QVC
- QVC Logo
- Country: Germany
- Headquarters: Düsseldorf, Germany

Ownership
- Owner: QVC Deutschland Inc. & Co. KG; QVC Handel GmbH; QVC eDistribution Inc.; QVC Studio GmbH; eQVC GmbH; QVC Call Center GmbH & Co KG; QVC eService Inc. & Co KG

History
- Launched: December 1, 1996

Links
- Website: http://www.qvc.de

Availability

Terrestrial
- DVB-T2 (Germany): different federal channels (FTA)

Streaming media
- QVC.de

= QVC Germany =

QVC Germany is a branch of QVC, a multinational corporation specialising in televised home shopping, originally founded in 1986 by Joseph Segel in West Chester, Pennsylvania. It expanded into Germany in 1996. QVC broadcasts in four major countries to 141 million consumers. The name is an initialism—standing for "Quality, Value, Convenience".

With a market share of 50%, QVC is one of the 10 largest mail-order companies in Germany. QVC is spread over four locations: Düsseldorf in Hafen, with the administration, purchasing and studio; Hückelhoven with the distribution center, Kassel and Bochum with the QVC call center.

==History==
The program is received in 37.5 million households in Germany and Austria via cable and satellite. In addition, QVC's product range since 2002, has been available via the Internet across Europe. In Germany, QVC began its program with a daily eight-hour live broadcasts and since 1 October 2003 24 hours live. Only from 14:00 Christmas Eve until 9:00 Christmas Day are repeats aired instead of live broadcasts. Since March 1, 2010 QVC Germany broadcast in the ratio 16:9. Since March 16, 2012 starting QVC Germany, Channel two "QVC Beauty & Style".

Starting with September 1, 2010 QVC uses the "Q Logo" which is used for few years in the United States and has an additional channel "QVC Plus".

On November 29, 2013, QVC reduced its live programming to 17 hours a day, from 7am to midnight. 35 jobs were affected as a consequence.

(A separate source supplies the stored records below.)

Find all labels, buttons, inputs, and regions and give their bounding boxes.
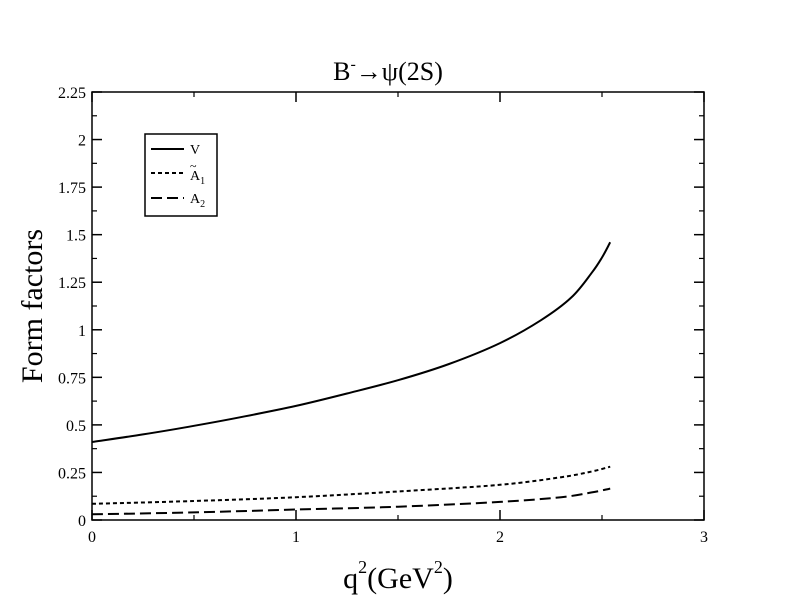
series-line-0	[91, 241, 612, 443]
legend: V A1 ~ A2	[144, 133, 218, 217]
y-axis-label: Form factors	[16, 229, 49, 383]
title-main: B	[333, 57, 350, 86]
legend-a2-base: A	[190, 192, 201, 207]
legend-label-v: V	[190, 143, 200, 158]
title-rest: ψ(2S)	[382, 57, 443, 86]
series-line-1	[91, 465, 611, 505]
y-tick-label: 2	[78, 133, 86, 150]
legend-a1-sub: 1	[200, 176, 205, 187]
x-axis-label: q2(GeV2)	[343, 557, 453, 595]
x-tick-label: 1	[292, 529, 300, 546]
axis-ticks	[91, 91, 705, 521]
series-lines	[91, 241, 612, 516]
y-tick-label: 2.25	[58, 85, 86, 102]
legend-a1-base: A	[190, 169, 201, 184]
legend-a1-accent: ~	[190, 159, 197, 173]
legend-label-a2: A2	[190, 192, 205, 210]
legend-label-a1: A1	[190, 169, 205, 187]
x-axis-base: q	[343, 562, 358, 595]
x-tick-label: 3	[700, 529, 708, 546]
y-tick-label: 0.5	[66, 418, 86, 435]
y-tick-label: 0.25	[58, 465, 86, 482]
y-tick-label: 1.5	[66, 228, 86, 245]
x-axis-mid: (GeV	[367, 562, 434, 595]
x-axis-sup2: 2	[434, 557, 443, 577]
x-axis-sup1: 2	[358, 557, 367, 577]
legend-box	[144, 133, 218, 217]
y-tick-label: 1.75	[58, 180, 86, 197]
x-tick-label: 0	[88, 529, 96, 546]
y-tick-label: 1.25	[58, 275, 86, 292]
title-arrow: →	[356, 57, 382, 86]
y-tick-label: 0.75	[58, 370, 86, 387]
chart-title: B-→ψ(2S)	[333, 56, 443, 86]
series-line-2	[91, 487, 611, 516]
x-axis-end: )	[443, 562, 453, 595]
title-superscript: -	[350, 56, 355, 73]
x-tick-label: 2	[496, 529, 504, 546]
tick-labels: 0 1 2 3 0 0.25 0.5 0.75 1 1.25 1.5 1.75 2 2.25	[58, 85, 708, 546]
y-tick-label: 1	[78, 323, 86, 340]
legend-a2-sub: 2	[200, 199, 205, 210]
y-tick-label: 0	[78, 513, 86, 530]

On April 15, 2026, parent company QVC Group warned that it was preparing to file for Chapter 11 bankruptcy as soon as the end of that day, citing steadily viewer declines and debt burdens. QVC Group plans to enter a prepackaged restructuring support agreement with its creditors and exit Chapter 11 bankruptcy within no later than 90 days, or by around July 2026. On April 16, QVC Group filed for Chapter 11 bankruptcy protection in the United States District Court for the Southern District of Texas with plans to reduce over $5 billion in long-term debt, which will allow for the company to continue operating while having over $1 billion in debt remaining.

==Awards==
In October 2005, QVC received the "consignor of the year" from Federation of German mail e. V.